Monday, April 6, 2015

SNL Getting Good Again

Saturday Night Live has gone through another season-and-a-half or so of basically holding itself together out of habit and routine. After a mass exodus of long-time cast members (with a few long-timers hanging in there, spanning the gap), there was the addition of a massive number of new hires, then a gradual shedding of dead wood (some of it good wood). Finally, now that we're heading toward the end of a season, it feels like SNL has gelled again. This weekend's edition felt like a well-oiled machine, with a real identity.

That doesn't mean everything worked, or that it was knee-slappingly funny. It's rarely been that way, despite what you may remember. That's the nature of a live comedy show. But, it does feel like everything was on purpose, like the writing matches the acting, and like they know what they're doing. That's new, with this cast. Even Weekend Update feels "settled" again, with Colin Jost and Michael Che finally feeling less like "the new guys," and more like seasoned players. Now, let's see if they can hold the feeling into season 41. . . Meanwhile, here are some of the better clips from this weekend's Michael Keaton episode.

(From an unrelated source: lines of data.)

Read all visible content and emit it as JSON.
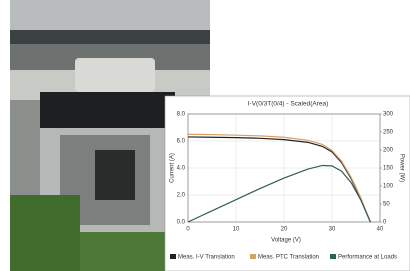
{
  "chart_data": {
    "type": "line",
    "title": "I-V(0/3T(0/4) - Scaled(Area)",
    "x_label": "Voltage (V)",
    "y_label": "Current (A)",
    "y2_label": "Power (W)",
    "x": [
      0,
      5,
      10,
      15,
      20,
      25,
      28,
      30,
      32,
      34,
      36,
      38
    ],
    "series": [
      {
        "name": "Meas. I-V Translation",
        "color": "#222222",
        "values": [
          6.3,
          6.28,
          6.25,
          6.2,
          6.1,
          5.9,
          5.6,
          5.2,
          4.4,
          3.2,
          1.7,
          0
        ]
      },
      {
        "name": "Meas. PTC Translation",
        "color": "#d9a066",
        "values": [
          6.5,
          6.47,
          6.43,
          6.38,
          6.28,
          6.05,
          5.75,
          5.3,
          4.5,
          3.3,
          1.8,
          0
        ]
      },
      {
        "name": "Performance at Loads",
        "color": "#2f5f5a",
        "axis": "y2",
        "values": [
          0,
          31,
          62,
          93,
          122,
          147,
          157,
          156,
          141,
          109,
          61,
          0
        ]
      }
    ],
    "xlim": [
      0,
      40
    ],
    "xticks": [
      0,
      10,
      20,
      30,
      40
    ],
    "ylim": [
      0,
      8
    ],
    "yticks": [
      {
        "value": 0,
        "label": "0.0"
      },
      {
        "value": 2,
        "label": "2.0"
      },
      {
        "value": 4,
        "label": "4.0"
      },
      {
        "value": 6,
        "label": "6.0"
      },
      {
        "value": 8,
        "label": "8.0"
      }
    ],
    "y2lim": [
      0,
      300
    ],
    "y2ticks": [
      0,
      50,
      100,
      150,
      200,
      250,
      300
    ],
    "grid": true
  }
}
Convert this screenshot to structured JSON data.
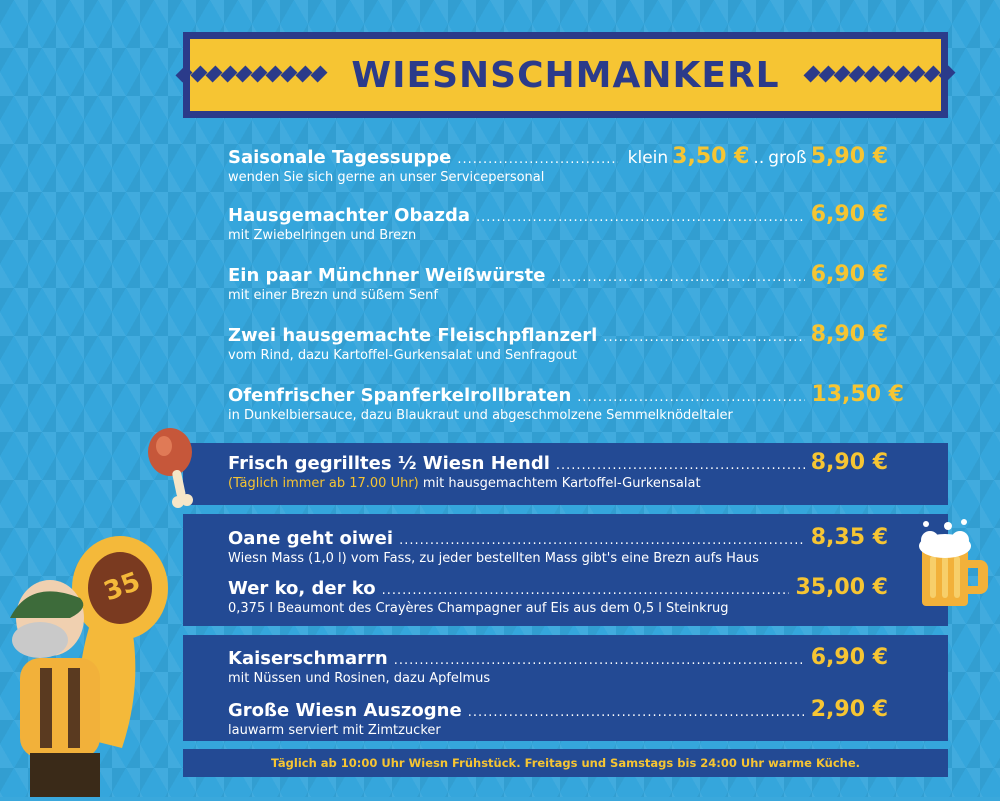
{
  "header": {
    "title": "WIESNSCHMANKERL"
  },
  "items": [
    {
      "name": "Saisonale Tagessuppe",
      "desc": "wenden Sie sich gerne an unser Servicepersonal",
      "small_label": "klein",
      "small_price": "3,50 €",
      "sep": "..",
      "large_label": "groß",
      "price": "5,90 €"
    },
    {
      "name": "Hausgemachter Obazda",
      "desc": "mit Zwiebelringen und Brezn",
      "price": "6,90 €"
    },
    {
      "name": "Ein paar Münchner Weißwürste",
      "desc": "mit einer Brezn und süßem Senf",
      "price": "6,90 €"
    },
    {
      "name": "Zwei hausgemachte Fleischpflanzerl",
      "desc": "vom Rind, dazu Kartoffel-Gurkensalat und Senfragout",
      "price": "8,90 €"
    },
    {
      "name": "Ofenfrischer Spanferkelrollbraten",
      "desc": "in Dunkelbiersauce, dazu Blaukraut und abgeschmolzene Semmelknödeltaler",
      "price": "13,50 €"
    },
    {
      "name": "Frisch gegrilltes ½ Wiesn Hendl",
      "desc_highlight": "(Täglich immer ab 17.00 Uhr)",
      "desc": "mit hausgemachtem Kartoffel-Gurkensalat",
      "price": "8,90 €"
    },
    {
      "name": "Oane geht oiwei",
      "desc": "Wiesn Mass (1,0 l) vom Fass, zu jeder bestellten Mass gibt's eine Brezn aufs Haus",
      "price": "8,35 €"
    },
    {
      "name": "Wer ko, der ko",
      "desc": "0,375 l Beaumont des Crayères Champagner auf Eis aus dem 0,5 l Steinkrug",
      "price": "35,00 €"
    },
    {
      "name": "Kaiserschmarrn",
      "desc": "mit Nüssen und Rosinen, dazu Apfelmus",
      "price": "6,90 €"
    },
    {
      "name": "Große Wiesn Auszogne",
      "desc": "lauwarm serviert mit Zimtzucker",
      "price": "2,90 €"
    }
  ],
  "footer": {
    "text": "Täglich ab 10:00 Uhr Wiesn Frühstück. Freitags und Samstags bis 24:00 Uhr warme Küche."
  },
  "illustrations": {
    "tuba_number": "35"
  },
  "colors": {
    "background": "#35a6dc",
    "navy": "#2b3b8a",
    "panel": "#234a94",
    "yellow": "#f6c533"
  }
}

CNN's programming was skewered, along with current news stories.

They made fun of Scientology (referencing HBO's Going Clear documentary) with a spot-on parody of the "religion's" cheesy inspirational videos.

Taran Killam's "Jebediah Atkinson" colonial media critic character manages to remain unexpectedly funny every time.

And while I'd characterize many of the skits on Keaton's show to be more odd than laugh-out-loud funny, there was a certain polish to the whole proceedings, and Keaton was game for anything, giving the whole episode a professional, cohesive feel it hasn't had in a long time.

One thing I particularly like, is that while the show still has the one obvious male lead (Killam) per usual, the show now feels less like a boy's club, which has been a persistent problem in the past. The women of SNL are now very, very strong, particularly Cecily Strong, Kate McKinnon, and now, Sasheer Zamata and Leslie Jones. Zamata in particular came out of the box as though she was a seasoned player, and the more they give Jones to do, the more I like her.